You’d think that an origin story about one of fiction’s most iconic serial killers would be at least somewhat interesting. Unfortunately, this movie somehow ends up being tremendously boring. It’s really hard to care about anything that’s going on, not even Hannibal himself (his characterisations was very lacklustre). In fact, this movie fails as an origin story for Hannibal, it doesn’t even show the gradual change into Hannibal the Cannibal, after a flashback with child Hannibal (a significant event for him), it jumps to when he’s an adult. Although throughout the film he goes through some changes (like killing, and liking cannibalism) from the first time you see adult Hannibal, he is already unhinged. You want to know the worst part about the writing? It was written by Hannibal writer Thomas Harris. He adapted his own book and it still was written horribly. Then again, Thomas Harris was forced to write that novel in the first place, so it sort of makes sense why it’s in that state.
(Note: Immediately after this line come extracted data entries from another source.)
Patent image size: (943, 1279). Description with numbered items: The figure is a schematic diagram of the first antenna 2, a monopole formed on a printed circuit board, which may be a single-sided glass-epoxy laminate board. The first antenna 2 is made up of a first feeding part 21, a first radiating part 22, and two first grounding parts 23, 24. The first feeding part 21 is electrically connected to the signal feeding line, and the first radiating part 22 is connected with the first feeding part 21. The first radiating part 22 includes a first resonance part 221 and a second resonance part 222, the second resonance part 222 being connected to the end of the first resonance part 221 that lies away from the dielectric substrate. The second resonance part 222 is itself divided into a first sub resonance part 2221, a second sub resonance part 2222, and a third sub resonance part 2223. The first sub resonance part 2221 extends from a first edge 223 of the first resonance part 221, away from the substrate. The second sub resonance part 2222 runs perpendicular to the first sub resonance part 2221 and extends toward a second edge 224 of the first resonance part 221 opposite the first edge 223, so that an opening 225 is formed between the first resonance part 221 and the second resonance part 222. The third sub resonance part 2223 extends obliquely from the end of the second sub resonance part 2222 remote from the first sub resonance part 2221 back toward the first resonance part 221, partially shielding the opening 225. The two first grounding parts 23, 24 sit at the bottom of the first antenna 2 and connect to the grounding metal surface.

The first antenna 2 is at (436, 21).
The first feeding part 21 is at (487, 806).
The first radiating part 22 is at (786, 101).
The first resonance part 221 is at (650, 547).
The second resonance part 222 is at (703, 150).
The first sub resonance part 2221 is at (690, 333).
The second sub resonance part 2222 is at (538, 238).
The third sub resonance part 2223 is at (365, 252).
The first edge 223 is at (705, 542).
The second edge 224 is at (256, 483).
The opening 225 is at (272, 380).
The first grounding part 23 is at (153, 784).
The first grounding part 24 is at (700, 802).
Gaspard Ulliel is playing the young Hannibal Lecter, he well with what he has. Performance wise, I can buy him as the younger version of Anthony Hopkins’s Hannibal. However he’s not given a lot of good material to work with. There isn’t any depth given to this Hannibal Lector, he seems more like a movie teen serial killer as opposed to actually Hannibal Lector. The villainous characters are all one dimensionally evil. There’s one of actor who manages to inject some form of humanity into his character but others are less so, most notably Rhys Ifans, who plays an absolute cartoon villain of a character. Some of the other supporting cast are fine but don’t leave a massive impact.

The one thing consistent throughout the Hannibal movies is that they all look great. The production design and cinematography really reflected it’s time period. The violence (as expected) is very bloody and graphic but it is better handled than in Hannibal (the 2001 movie of course), it didn’t feel as gratuitous. The score also, really good.

Hannibal Rising is hands down the worst Hannibal Lecter movie ever. The bad writing, boring story and hit or miss performances make Hannibal Rising a chore to sit through. The best parts of the movie was Gaspard Ulliel as Hannibal and the cinematography of the film. That’s really the only good things about this movie unfortunately. To be fair this movie was dead on arrival, they had to adapt Hannibal Rising, it’s difficult to imagine that book being adapted into a good movie.